La Lega avanza una proposta di legge destinata a rafforzare la tutela contro la violenza sessuale nei contesti di massa. Il provvedimento, presentato dal capogruppo in Commissione Affari costituzionali della Camera, Igor Iezzi, introduce un nuovo articolo nel codice penale: il 609-terdecies, che riguarda la “Violenza sessuale di gruppo durante eventi di massa, manifestazioni pubbliche o in luogo pubblico o aperto al pubblico”.
La norma prevede pene severe per chi commette atti di violenza sessuale in partecipazione con altre persone in questi contesti, con la reclusione che va da dieci a sedici anni.

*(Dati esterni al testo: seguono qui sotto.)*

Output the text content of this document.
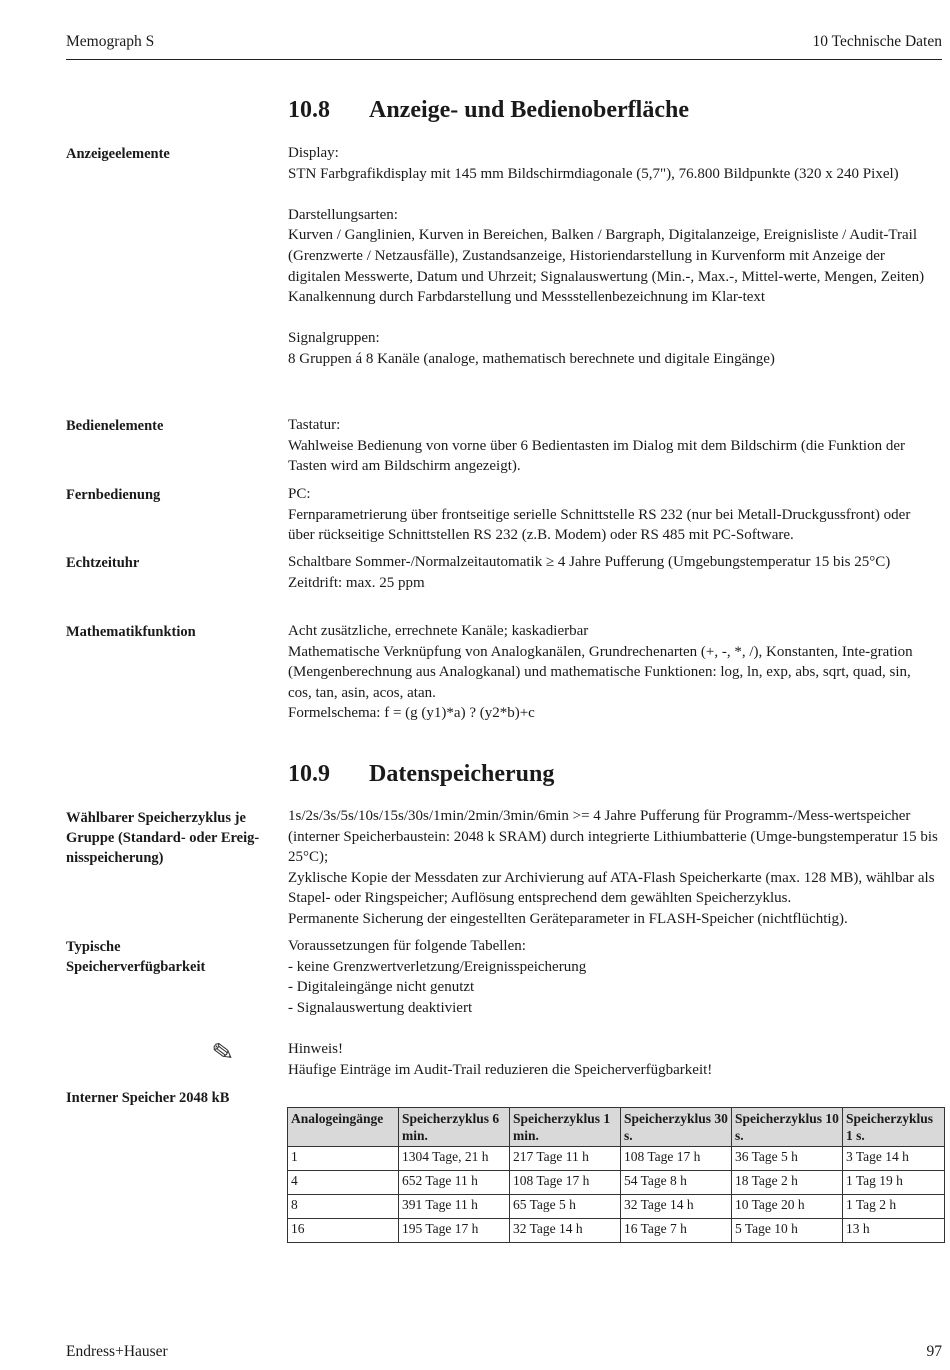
Memograph S	10 Technische Daten
10.8 Anzeige- und Bedienoberfläche
Anzeigeelemente	Display:

STN Farbgrafikdisplay mit 145 mm Bildschirmdiagonale (5,7"), 76.800 Bildpunkte (320 x 240 Pixel)

Darstellungsarten:

Kurven / Ganglinien, Kurven in Bereichen, Balken / Bargraph, Digitalanzeige, Ereignisliste / Audit-Trail (Grenzwerte / Netzausfälle), Zustandsanzeige, Historiendarstellung in Kurvenform mit Anzeige der digitalen Messwerte, Datum und Uhrzeit; Signalauswertung (Min.-, Max.-, Mittel-werte, Mengen, Zeiten) Kanalkennung durch Farbdarstellung und Messstellenbezeichnung im Klar-text

Signalgruppen:

8 Gruppen á 8 Kanäle (analoge, mathematisch berechnete und digitale Eingänge)

Bedienelemente	Tastatur:

Wahlweise Bedienung von vorne über 6 Bedientasten im Dialog mit dem Bildschirm (die Funktion der Tasten wird am Bildschirm angezeigt).

Fernbedienung	PC:

Fernparametrierung über frontseitige serielle Schnittstelle RS 232 (nur bei Metall-Druckgussfront) oder über rückseitige Schnittstellen RS 232 (z.B. Modem) oder RS 485 mit PC-Software.

Echtzeituhr	Schaltbare Sommer-/Normalzeitautomatik ≥ 4 Jahre Pufferung (Umgebungstemperatur 15 bis 25°C)

Zeitdrift: max. 25 ppm

Mathematikfunktion	Acht zusätzliche, errechnete Kanäle; kaskadierbar

Mathematische Verknüpfung von Analogkanälen, Grundrechenarten (+, -, *, /), Konstanten, Inte-gration (Mengenberechnung aus Analogkanal) und mathematische Funktionen: log, ln, exp, abs, sqrt, quad, sin, cos, tan, asin, acos, atan.

Formelschema: f = (g (y1)*a) ? (y2*b)+c

10.9 Datenspeicherung
Wählbarer Speicherzyklus je Gruppe (Standard- oder Ereig-nisspeicherung)

1s/2s/3s/5s/10s/15s/30s/1min/2min/3min/6min >= 4 Jahre Pufferung für Programm-/Mess-wertspeicher (interner Speicherbaustein: 2048 k SRAM) durch integrierte Lithiumbatterie (Umge-bungstemperatur 15 bis 25°C);

Zyklische Kopie der Messdaten zur Archivierung auf ATA-Flash Speicherkarte (max. 128 MB), wählbar als Stapel- oder Ringspeicher; Auflösung entsprechend dem gewählten Speicherzyklus.

Permanente Sicherung der eingestellten Geräteparameter in FLASH-Speicher (nichtflüchtig).

Typische Speicherverfügbarkeit

Voraussetzungen für folgende Tabellen:

- keine Grenzwertverletzung/Ereignisspeicherung

- Digitaleingänge nicht genutzt

- Signalauswertung deaktiviert

✎	Hinweis!

Häufige Einträge im Audit-Trail reduzieren die Speicherverfügbarkeit!

Interner Speicher 2048 kB
Analogeingänge	Speicherzyklus 6 min.	Speicherzyklus 1 min.	Speicherzyklus 30 s.	Speicherzyklus 10 s.	Speicherzyklus 1 s.
1	1304 Tage, 21 h	217 Tage 11 h	108 Tage 17 h	36 Tage 5 h	3 Tage 14 h
4	652 Tage 11 h	108 Tage 17 h	54 Tage 8 h	18 Tage 2 h	1 Tag 19 h
8	391 Tage 11 h	65 Tage 5 h	32 Tage 14 h	10 Tage 20 h	1 Tag 2 h
16	195 Tage 17 h	32 Tage 14 h	16 Tage 7 h	5 Tage 10 h	13 h
Endress+Hauser	97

“Si tratta di un messaggio chiaro e necessario per tutelare le vittime e prevenire episodi gravissimi che minano la sicurezza e la libertà di tutti, soprattutto durante eventi affollati dove le dinamiche di gruppo possono sfociare in comportamenti inaccettabili”, ha dichiarato Iezzi.

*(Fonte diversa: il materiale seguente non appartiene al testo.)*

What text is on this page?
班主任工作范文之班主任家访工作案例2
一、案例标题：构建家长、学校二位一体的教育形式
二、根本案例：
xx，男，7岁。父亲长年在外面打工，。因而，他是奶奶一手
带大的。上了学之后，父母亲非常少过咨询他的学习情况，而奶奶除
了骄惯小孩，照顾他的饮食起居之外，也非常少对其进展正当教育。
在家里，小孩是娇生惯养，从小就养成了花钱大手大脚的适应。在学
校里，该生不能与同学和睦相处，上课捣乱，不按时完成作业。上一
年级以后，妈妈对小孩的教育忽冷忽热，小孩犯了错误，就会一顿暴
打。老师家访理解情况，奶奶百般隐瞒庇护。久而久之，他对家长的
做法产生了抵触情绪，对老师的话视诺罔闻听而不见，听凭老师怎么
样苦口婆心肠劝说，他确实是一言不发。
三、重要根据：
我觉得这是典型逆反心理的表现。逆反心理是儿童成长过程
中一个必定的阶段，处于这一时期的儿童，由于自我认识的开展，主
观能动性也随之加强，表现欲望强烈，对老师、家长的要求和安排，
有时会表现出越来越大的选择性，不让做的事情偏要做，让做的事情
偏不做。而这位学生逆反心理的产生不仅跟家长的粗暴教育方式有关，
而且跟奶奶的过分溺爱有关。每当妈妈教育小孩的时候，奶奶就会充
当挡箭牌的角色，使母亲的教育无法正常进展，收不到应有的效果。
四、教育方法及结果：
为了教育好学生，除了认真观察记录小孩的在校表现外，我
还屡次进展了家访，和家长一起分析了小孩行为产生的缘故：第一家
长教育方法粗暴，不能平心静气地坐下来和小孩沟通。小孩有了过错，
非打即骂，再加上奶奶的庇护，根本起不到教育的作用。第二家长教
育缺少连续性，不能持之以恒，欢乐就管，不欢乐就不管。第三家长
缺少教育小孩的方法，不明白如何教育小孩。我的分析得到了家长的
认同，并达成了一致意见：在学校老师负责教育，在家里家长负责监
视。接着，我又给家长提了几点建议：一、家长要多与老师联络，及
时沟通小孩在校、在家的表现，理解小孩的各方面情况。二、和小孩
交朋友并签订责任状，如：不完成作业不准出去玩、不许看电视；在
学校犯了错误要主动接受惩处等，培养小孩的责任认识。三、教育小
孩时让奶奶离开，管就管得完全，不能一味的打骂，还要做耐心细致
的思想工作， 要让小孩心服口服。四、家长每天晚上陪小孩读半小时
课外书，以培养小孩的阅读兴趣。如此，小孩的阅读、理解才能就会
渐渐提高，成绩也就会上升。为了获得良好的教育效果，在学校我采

Con un unico articolo, il testo punta a colmare un vuoto normativo e a fornire strumenti più efficaci contro fenomeni odiosi che si verificano nei luoghi pubblici e durante grandi manifestazioni. Una presa di posizione netta che pone la sicurezza delle persone al centro dell’agenda politica.
Un provvedimento che invita a riflettere su come eventi e spazi condivisi possano essere resi più sicuri, affinché chi partecipa lo faccia in serenità e libertà.